Our study has some limitations: only travellers who entered from countries on the predefined list for this study were included. Although only 1 member of a travel group or household ought to be tested, it is likely that some participants omitted their relationship to each other in order to also be tested free of charge, thereby confounding their relative risk of infection. Furthermore, health departments relied heavily on patient honesty regarding subjective symptom onset to determine isolation duration. Returning travellers got tested between day 5 and 10 of quarantine. This variance might have affected the comparison of participants and nonparticipants.
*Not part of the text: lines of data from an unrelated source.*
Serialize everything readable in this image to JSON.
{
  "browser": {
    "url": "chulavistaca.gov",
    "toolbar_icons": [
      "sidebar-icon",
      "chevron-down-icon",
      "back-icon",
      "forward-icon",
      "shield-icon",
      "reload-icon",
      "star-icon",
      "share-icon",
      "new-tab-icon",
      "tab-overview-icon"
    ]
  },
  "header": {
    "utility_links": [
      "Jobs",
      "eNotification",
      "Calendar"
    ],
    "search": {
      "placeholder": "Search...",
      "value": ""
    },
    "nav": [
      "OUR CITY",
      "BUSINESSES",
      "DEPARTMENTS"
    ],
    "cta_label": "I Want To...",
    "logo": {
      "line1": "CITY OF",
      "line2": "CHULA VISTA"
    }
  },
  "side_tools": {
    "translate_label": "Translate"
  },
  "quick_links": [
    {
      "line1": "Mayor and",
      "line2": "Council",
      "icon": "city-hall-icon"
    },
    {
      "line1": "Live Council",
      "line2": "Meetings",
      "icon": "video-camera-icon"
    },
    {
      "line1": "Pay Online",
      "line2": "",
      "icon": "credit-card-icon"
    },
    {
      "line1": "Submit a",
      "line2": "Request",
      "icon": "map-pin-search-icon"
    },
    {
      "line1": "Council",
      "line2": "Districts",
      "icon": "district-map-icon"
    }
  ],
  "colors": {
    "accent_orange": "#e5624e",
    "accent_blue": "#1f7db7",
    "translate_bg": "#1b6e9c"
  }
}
Overall, we conclude that a RAT no earlier than day 5, when performed under study conditions, is an appropriate method for early termination of mandatory quarantine after travel. The fact that none of the negative participants tested positive during the following 14 days indicates that day 5 presents a suitable time to test (Kiang et al., 2021). However, the comparison between study participants and nonparticipants with respect to the case finding rate shows that the method is efficacious but not efficient. It is of the utmost importance that travellers comply with official regulations. Many public health authorities in Germany are overwhelmed with the task of contacting all inbound travellers and monitoring their compliance. In order to reduce the workload of the health authorities and in accordance with our results, it could even be considered to replace the 10-day quarantine and optional RAT with a 5-day quarantine and mandatory RAT.